Bu kısa incelemede ele alacağımız konu, sanatçının felsefi düşüncesi, dünya görüşü ve bilinci ile tarih ve toplum gerçekleri arasındaki ilinti ve tekabüldür.
Osmanlı toplumunun ortaya koymuş olduğu derlitoplu, mütecanis ve sağlam ideolojik doku, bu toplum düzeninin yozlaşmaya başladığı çağa kadar, sanatçının iradi ve bilinçli bir şekilde belli bir dünya görüşünü belli bir felsefi anlayışı aramasını; böyle bir görüşün gerekliliğini duymasını, ihtiyacını hissetmesini zorunlu kılmamıştır. Divan Şiiri ve Osmanlı nesri ile, bu toplumun maddi (ekonomik) şartları arasında sağlam bir tekabül ve tutarlılık vardı. Bu tutarlılık, kapitalizm-öncesi maddi bir yapı üstünde yükselen Osmanlı toplumunun, sosyal bakımından, kendisiyle hemen hemen hiçbir ortak noktası bulunmayan ama tarihi zaman bakımından bu topluma çağdaş olan kapitalist düzenle ister istemez ilişki haline girdiği ve düzenin öldürücü baskısını duyduğu çağda ortadan kalkmıştır.

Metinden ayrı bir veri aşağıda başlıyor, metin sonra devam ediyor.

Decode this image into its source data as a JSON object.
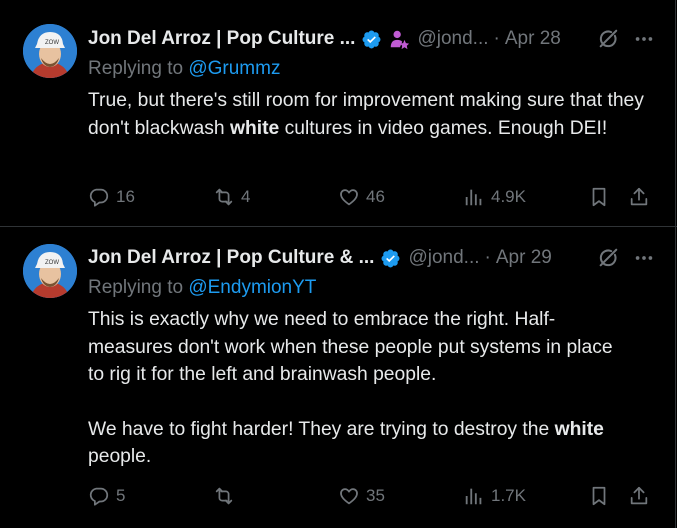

İç yapısının, kapitalist bir gelişime yatkın olmayışı ve ayrıca yatkın olsa bile, kendisinden daha önce gelişmiş ve doruğu varmış olan kapitalist dünya karşısında bu dünyaya benzer bir sosyal düzene geçebilme şansını, geç kalmış dolayısıyla kaybetmiş bulunması, Osmanlı toplumunda ayağı yerden kesilmiş olan ama bir özlemi karşıladığı için sanki bir gerçekliği ve anlamı varmış gibi görünen fikir hareketlerinin ve sanat görüşlerinin son yüz elli yıl içinde ortaya çıkmasına yol açmıştır. Sosyal ve politik vehçeler de taşıyan ve Batılılaşma, islahat hareketleri ya da devrimler diye adlandırılan hareketler aslında, niteliksel değişiklikler olmadan (bu çeşit niteliksel değişiklikler, bizim ülkemizde, ne alttan gelen yani ezilen sınıflardan gelen itkilerin sonucu olarak ortaya çıkabilmiş, ne de üstten yani tepeden inme değişiklik yapmak isteyenler, bu çeşit ciddi niteliksel değişmelerin gerçekleşmesini istemişlerdir), yani toplumun temelini teşkil eden üretim ilişkileri köklü bir değişikliğe uğratılmadan, bir milletin ekonomik ve sosyal hayatının, bir yaşama ve zihniyet biçiminin değişebileceğini umud etmek bir hayalden (gerçekleşmesi imkânsız ham bir hayalden) ve aldatmacadan ibaret kalmıştır. Ve yine bundan ötürü, Türk toplumunun fikri (İdelojik) dünyasında “ileri-geri”, “devrimci-geri”, “dindar-dinsiz”, kavramları, belki de başka hiçbir toplumda rastlanmadık ölçüde karmakarışık olmuş ve kimi zaman, Batıdaki anlamlarının tam tersini dile getiren karşıtlıklar haline dönüşmüştür.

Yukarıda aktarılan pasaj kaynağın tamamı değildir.